Solve the following for x
l (x+h) ^2 - x^2 l > or equal to 3h^2, h>0

Answer 1

@wio could you help me with this problem?

Answer 2

\[
|(x+h)^2-x^2|\geq 3h^2
\]?

Answer 3

yes

Answer 4

First simplify inside: \[
(x+h)^2-x^2 = x^2+2hx+h^2-x^2 = 2hx+h^2
\]

Answer 5

Next, we know \(h>0\implies 3h^2>0\) so both are positive, meaning if we square them then the inequality will remain true.

Answer 6

\[
(2hx+h^2)^2 \geq 9h^4
\]

Answer 7

now do I just simplify that and solve for x?

Answer 8

Yeah, you wanna solve for the \(=0\) case.
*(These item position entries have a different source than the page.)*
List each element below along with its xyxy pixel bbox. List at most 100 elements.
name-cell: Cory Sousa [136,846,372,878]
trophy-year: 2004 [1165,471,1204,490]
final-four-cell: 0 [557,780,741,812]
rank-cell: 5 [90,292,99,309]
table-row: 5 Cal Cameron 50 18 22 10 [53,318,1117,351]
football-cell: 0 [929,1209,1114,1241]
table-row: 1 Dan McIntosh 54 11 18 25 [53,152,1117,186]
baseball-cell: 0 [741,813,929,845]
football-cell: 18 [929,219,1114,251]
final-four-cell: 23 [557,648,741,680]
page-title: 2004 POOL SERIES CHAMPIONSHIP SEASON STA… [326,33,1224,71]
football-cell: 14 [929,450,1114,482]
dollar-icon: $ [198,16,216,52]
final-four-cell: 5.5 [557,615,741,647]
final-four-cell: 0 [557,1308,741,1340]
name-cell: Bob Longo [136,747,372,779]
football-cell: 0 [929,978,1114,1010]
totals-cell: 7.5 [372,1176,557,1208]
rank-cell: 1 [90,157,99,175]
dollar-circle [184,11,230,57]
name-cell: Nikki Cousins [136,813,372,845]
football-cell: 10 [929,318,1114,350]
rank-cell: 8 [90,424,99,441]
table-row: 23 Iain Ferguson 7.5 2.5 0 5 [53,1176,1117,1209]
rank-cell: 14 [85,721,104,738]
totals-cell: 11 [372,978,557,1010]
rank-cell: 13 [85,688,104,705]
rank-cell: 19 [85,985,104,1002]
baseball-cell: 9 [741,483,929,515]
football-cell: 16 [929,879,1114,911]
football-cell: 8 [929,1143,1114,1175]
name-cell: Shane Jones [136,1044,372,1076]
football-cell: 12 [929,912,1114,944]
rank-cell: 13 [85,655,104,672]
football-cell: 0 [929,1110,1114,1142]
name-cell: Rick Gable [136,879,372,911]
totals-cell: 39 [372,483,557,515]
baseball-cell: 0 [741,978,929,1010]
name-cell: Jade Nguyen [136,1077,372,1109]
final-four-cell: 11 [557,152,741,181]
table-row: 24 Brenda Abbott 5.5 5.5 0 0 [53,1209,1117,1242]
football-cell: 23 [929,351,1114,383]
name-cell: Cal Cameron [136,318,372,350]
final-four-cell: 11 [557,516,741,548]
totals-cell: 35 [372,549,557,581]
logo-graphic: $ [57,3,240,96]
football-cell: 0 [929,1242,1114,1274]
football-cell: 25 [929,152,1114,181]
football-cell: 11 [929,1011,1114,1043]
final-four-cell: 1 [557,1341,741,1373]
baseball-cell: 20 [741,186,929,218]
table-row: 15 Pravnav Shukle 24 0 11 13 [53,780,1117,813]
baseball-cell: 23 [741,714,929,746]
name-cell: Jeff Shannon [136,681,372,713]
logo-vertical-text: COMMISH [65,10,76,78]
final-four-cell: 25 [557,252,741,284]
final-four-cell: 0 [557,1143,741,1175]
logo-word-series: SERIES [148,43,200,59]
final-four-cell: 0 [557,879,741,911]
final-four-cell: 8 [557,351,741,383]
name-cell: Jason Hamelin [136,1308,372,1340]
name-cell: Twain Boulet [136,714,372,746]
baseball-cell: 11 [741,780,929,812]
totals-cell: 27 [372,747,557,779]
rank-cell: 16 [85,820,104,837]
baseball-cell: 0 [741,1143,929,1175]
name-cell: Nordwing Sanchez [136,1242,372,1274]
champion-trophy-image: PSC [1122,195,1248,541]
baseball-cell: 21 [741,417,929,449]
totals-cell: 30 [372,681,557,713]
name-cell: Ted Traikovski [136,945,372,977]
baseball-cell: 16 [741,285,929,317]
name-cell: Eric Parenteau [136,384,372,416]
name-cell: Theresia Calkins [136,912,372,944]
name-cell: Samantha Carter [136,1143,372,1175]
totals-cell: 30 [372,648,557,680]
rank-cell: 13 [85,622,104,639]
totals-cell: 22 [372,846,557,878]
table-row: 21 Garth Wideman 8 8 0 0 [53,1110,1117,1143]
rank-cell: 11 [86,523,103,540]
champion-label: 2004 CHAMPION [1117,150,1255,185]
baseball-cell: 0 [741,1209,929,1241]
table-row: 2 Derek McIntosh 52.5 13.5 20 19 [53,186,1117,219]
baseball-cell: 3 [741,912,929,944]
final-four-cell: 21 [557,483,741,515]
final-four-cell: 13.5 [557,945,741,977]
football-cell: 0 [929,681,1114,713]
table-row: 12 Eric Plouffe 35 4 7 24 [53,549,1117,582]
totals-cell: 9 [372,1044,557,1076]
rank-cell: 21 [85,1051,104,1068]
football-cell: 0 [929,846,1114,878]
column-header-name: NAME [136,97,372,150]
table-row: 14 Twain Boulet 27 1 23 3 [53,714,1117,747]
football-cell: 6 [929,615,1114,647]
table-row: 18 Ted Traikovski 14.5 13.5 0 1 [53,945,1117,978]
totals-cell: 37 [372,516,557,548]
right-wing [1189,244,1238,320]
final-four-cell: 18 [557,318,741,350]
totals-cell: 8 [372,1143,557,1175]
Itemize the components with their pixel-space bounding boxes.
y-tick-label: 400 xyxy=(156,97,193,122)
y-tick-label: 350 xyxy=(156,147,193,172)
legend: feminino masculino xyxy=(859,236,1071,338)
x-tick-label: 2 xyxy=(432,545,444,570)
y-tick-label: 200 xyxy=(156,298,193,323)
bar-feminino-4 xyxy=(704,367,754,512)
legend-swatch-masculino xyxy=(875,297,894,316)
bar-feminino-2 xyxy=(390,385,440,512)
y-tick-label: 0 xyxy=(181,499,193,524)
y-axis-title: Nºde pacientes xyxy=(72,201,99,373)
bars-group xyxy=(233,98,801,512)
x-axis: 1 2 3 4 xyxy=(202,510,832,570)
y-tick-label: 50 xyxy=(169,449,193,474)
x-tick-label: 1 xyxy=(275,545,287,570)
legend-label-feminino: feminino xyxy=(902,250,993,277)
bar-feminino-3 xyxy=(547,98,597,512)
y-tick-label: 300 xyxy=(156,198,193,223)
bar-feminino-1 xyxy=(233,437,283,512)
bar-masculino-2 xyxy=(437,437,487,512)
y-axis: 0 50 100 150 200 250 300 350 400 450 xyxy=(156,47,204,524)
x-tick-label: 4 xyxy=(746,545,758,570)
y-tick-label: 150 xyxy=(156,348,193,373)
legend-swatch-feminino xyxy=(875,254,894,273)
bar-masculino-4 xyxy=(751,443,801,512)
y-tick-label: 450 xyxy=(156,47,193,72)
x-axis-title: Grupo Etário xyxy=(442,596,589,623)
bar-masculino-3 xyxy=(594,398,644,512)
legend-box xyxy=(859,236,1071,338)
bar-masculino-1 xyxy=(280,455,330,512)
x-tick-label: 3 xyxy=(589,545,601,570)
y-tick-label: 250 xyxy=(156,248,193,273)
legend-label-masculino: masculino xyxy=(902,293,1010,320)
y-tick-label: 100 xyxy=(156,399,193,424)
You can use quadratic formula.

Answer 9

When you know the points where it crosses the \(0\) mark, you know when the equality changes between true and false.

Answer 10

You'll end up with something along the lines of \[
(x-r_1(h)) (x-r_2(h)) \geq 0
\]Where \(r_1\) and \(r_2\) are roots, and they happen to be functions of \(h\).

Answer 11

oh okay got it, so do I do \[\left| x-1 \right|+\left| x-2 \right|<3 hint: consider \cases for x \le 1, 1<x \le 2, x>2\]

Answer 12

??? No idea where you got that.

Answer 13

sorry I meant to say, would I do that problem the same way I did the other one?

Answer 14

that was a miswording from my side

Answer 15

No, the other problem is completely different.

Answer 16

ohh could you please explain how it's different? Just to know for future purposes

Answer 17

It's not a quadratic equation.

Answer 18

ohh how would approach this problem then?

Answer 19

but basically, you have to consider when \(|x-2|>0\) and \(|x-3|>0\)

Answer 20

that is why they said to consider \(x>2\) and \(x>3\) and also \(x\lt 2\)

Answer 21

whoops... should be \(1\) and \(2\)... not \(2\) and \(3\).